Harry picked it up to see if there were any small pieces of metal he might be able to scavenge. “No good,” he said, setting it down again. “How about that thing over there?” He pointed to a wood and glass cabinet near the map table.

“I have no idea what that is,” I said, lifting the cabinet lid.
“There are quite a few gears and glass tubes in here. I presume it’s another navigational device, but for the life of me I can’t imagine—”

“Are there any metal springs?”

“Not small enough for our purposes.”

“This is intolerable!” Harry began pacing back and forth. “The Great Houdini bested by a jeweler’s lock? Absurd!”

“Harry,” said Bess, “might I make a suggestion?” She bent down and slipped off one of her shoes. “Would this be of any use?”

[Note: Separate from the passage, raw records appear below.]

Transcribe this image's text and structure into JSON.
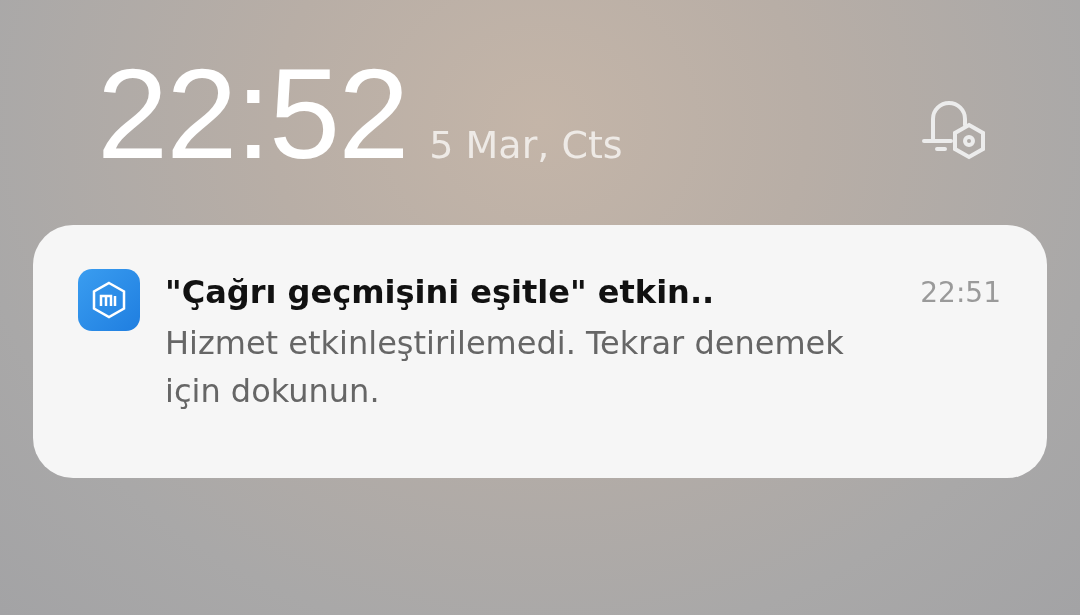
{
  "lockscreen": {
    "time": "22:52",
    "date": "5 Mar, Cts"
  },
  "notification": {
    "title": "\"Çağrı geçmişini eşitle\" etkin..",
    "time": "22:51",
    "body": "Hizmet etkinleştirilemedi. Tekrar denemek için dokunun."
  }
}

Harry’s eye fell on the delicate buckle at the vamp of the shoe. “My dear, you are a genius!”

“Well, I don’t know about that,” Bess said mildly, “but I’m a useful person to have along on a burglary.”

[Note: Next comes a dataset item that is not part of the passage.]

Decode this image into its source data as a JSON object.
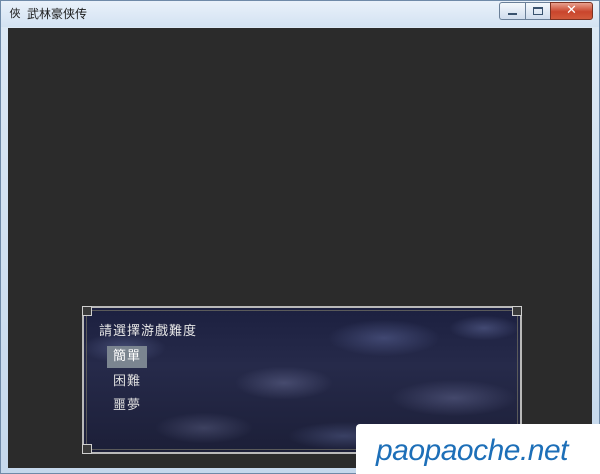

Harry wasn’t listening. He crouched over the first of the locks and worked at it with the metal tongue of the shoe buckle. In a moment, it snapped open, and Harry pulled out the metal rod holding the drawers shut. He repeated the procedure on each of the subsequent locks, and soon we were thumbing through Mr. Grange’s legal files.

“I suppose we should start with his file on Lucius Craig,” Harry said.

“I don’t see that he has one,” I said, riffling through the headings in the drawer marked
C
. “Let’s see if there’s anything useful in the Clairmont file.”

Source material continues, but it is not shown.